= James Arnold Crowther =

British physicist (1883–1950)

James Arnold Crowther (28 August 1883 – 25 March 1950) was a British physicist who worked on beta particle scattering with J. J. Thomson in connection with the first tests of modern atomic physics (see plum pudding model), as well as X-ray scattering, including practical applications in medical radiology. He authored numerous textbooks and was a founding Fellow of the Institute of Physics.

== Education and career ==
Born in Sheffield, Yorkshire, England, on 28 August 1883, Crowther attended the University of Cambridge from 1903 to 1906.

In 1906, as the Hutchison Student of St. John's and Open Research Student of Emmanuel, he published "On the coefficient of absorption of the β rays from uranium" based on work he did under the direction of Thomson. In this work Crowther measured the intensity of radiation from uranium as it passed through various material like mica, cardboard, and especially a series of metal foils. He continued this work for several years with increasingly sophisticated apparatus. Among the important contributions of this work was the introduction of highly collimated beams of radiation and very thin films of metal, enabling a shift from measuring simple absorption values to measuring particle intensity by scattering angle. Ernest Rutherford, together with Hans Geiger and his student Ernest Marsden, applied these ideas and others to the scattering of alpha particles from metal foils to discover that the atom has a compact nucleus of charge.

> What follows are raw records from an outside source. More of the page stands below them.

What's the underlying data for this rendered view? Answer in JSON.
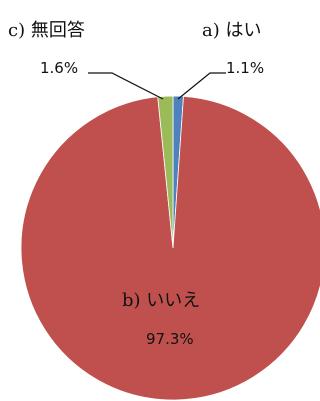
{
  "chart_data": {
    "type": "pie",
    "start": "top",
    "direction": "clockwise",
    "slices": [
      {
        "name": "a) はい",
        "value": 1.1,
        "label": "1.1%",
        "color": "#4F81BD"
      },
      {
        "name": "b) いいえ",
        "value": 97.3,
        "label": "97.3%",
        "color": "#C0504D"
      },
      {
        "name": "c) 無回答",
        "value": 1.6,
        "label": "1.6%",
        "color": "#9BBB59"
      }
    ]
  }
}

Crowther continued this work as Mackinnon Student of the Royal Society and then as Fellow of St. John's through 1924. During this time he wrote "The life and discoveries of Michael Faraday".

During World War I, Crowther collaborated with Alfred Robb to run one of the first diagnostic X-ray labs, at Addenbrooke's Hospital in Cambridge. Later, Crowther became the editor of the Handbook of Industrial Radiology, a lecturer (1921–1924) in medical radiology at Cambridge and President of the British Institute of Radiology.

From 1924 to 1946, Crowther was chair of the physics department at University of Reading. During this time, he wrote his popular and influential book Ions, Electrons and Ionising Radiations. Also during this period, he helped to found the Institute of Physics.

==Personal life==
Crowther died on 25 March 1950, leaving a widow and two sons.